同報告書によれば、2020年、世界の植物由来肉の小売売上高は前年の34億ドルから42億ドルへ増大しました。
米国では、植物由来肉・卵・乳製品市場が70億ドル強に拡大し、27.1%という前年比成長率は食品市場全体の約2倍でした。小売総売上額は前年比45%増の14億ドルで、初めて10億ドルの大台を突破。

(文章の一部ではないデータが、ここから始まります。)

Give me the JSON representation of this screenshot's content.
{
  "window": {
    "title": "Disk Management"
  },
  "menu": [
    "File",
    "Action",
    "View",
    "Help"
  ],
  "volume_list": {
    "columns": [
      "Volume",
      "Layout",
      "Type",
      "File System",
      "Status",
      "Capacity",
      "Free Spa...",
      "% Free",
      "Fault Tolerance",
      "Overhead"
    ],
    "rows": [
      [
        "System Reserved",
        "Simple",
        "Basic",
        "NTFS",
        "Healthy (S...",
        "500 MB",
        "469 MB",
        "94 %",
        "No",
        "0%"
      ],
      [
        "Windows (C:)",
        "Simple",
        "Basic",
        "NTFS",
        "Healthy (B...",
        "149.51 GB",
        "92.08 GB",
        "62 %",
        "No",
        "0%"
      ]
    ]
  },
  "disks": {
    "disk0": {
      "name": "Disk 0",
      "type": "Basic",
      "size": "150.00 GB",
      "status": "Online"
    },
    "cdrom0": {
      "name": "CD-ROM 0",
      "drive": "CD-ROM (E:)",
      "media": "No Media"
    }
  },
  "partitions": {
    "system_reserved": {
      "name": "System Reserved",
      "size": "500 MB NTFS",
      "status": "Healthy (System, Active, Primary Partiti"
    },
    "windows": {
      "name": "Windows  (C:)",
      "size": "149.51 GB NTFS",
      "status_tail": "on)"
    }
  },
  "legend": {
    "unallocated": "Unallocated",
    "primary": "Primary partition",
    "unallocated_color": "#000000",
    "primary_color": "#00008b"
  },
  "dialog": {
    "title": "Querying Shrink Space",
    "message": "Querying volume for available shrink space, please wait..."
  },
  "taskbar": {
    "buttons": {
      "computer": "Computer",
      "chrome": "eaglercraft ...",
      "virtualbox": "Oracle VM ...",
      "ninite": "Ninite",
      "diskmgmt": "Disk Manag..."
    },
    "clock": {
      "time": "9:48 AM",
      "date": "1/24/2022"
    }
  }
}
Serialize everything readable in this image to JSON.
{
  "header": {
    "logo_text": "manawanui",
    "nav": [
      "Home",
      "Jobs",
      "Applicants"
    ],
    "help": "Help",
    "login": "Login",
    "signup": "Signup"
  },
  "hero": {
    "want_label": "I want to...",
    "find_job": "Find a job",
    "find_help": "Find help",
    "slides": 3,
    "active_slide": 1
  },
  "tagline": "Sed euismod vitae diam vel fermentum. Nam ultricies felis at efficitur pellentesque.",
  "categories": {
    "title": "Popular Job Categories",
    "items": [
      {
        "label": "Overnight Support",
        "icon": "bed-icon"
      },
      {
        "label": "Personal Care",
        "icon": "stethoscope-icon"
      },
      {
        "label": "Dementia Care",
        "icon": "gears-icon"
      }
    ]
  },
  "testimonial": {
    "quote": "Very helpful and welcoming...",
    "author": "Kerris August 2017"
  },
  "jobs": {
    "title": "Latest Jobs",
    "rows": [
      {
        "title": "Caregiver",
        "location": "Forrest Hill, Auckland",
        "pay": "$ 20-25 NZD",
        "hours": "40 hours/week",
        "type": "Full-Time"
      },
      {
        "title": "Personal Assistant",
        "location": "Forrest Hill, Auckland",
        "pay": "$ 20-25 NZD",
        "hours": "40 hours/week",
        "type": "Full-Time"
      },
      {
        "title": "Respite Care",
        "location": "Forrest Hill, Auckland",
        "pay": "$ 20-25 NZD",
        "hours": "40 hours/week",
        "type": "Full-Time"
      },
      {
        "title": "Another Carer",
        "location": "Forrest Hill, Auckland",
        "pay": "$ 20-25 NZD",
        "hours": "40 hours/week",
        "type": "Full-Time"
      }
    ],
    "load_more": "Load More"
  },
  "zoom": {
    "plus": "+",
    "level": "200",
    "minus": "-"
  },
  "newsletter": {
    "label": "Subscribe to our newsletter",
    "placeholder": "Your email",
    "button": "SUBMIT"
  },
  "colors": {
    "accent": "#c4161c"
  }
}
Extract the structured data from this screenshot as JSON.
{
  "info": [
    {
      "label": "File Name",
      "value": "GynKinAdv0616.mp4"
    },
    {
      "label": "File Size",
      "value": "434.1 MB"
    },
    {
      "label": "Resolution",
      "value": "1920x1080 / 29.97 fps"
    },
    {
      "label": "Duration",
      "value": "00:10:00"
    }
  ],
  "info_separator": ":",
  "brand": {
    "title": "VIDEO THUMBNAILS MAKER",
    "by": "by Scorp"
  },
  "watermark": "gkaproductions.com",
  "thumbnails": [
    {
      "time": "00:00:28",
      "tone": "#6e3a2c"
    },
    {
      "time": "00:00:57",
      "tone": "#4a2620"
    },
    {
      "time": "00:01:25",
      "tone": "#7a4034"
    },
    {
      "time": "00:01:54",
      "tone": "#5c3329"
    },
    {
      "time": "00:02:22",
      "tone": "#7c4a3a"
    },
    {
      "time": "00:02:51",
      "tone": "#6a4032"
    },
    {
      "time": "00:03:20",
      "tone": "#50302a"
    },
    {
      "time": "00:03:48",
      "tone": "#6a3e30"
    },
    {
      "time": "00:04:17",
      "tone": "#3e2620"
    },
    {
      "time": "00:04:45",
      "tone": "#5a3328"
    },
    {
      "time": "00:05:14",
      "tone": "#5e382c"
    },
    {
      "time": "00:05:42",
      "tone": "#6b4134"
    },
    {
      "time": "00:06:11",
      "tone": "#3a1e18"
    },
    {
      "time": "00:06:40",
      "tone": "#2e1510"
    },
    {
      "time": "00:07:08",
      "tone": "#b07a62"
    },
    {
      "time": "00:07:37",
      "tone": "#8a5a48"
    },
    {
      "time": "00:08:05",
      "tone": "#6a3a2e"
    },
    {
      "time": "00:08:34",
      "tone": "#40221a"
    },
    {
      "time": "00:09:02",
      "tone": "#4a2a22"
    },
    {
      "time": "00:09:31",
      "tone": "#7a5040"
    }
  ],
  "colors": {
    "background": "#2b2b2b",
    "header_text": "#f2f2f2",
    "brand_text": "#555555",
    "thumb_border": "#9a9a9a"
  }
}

植物由来タンパク質業界への投資額は2019年の3倍以上、年間としては史上最高額となる22億ドルで、1980年以降の投資額合計の約半分となりました。
植物由来タンパク質食品に特化した企業、または特化した事業部署や商品ラインを持つ企業やブランドの数は全世界で800以上となり、外食産業も植物由来タンパク質商品を数多く展開し始めました。
技術面では、3Dプリンティングといった肉の筋繊維の食感を生み出す技術で進展があり、ステーキやフィレなどのホールマッスルミート商品が特に注目を集めました。
規制面では、欧州連合(EU)加盟国で「バーガー」といった従来の食肉用語を植物由来肉の表示に使えないようにする法案を欧州議会が否決するなど、欧米での植物由来タンパク質食品の表示をめぐる規制の動きで鍵となる勝利がありました。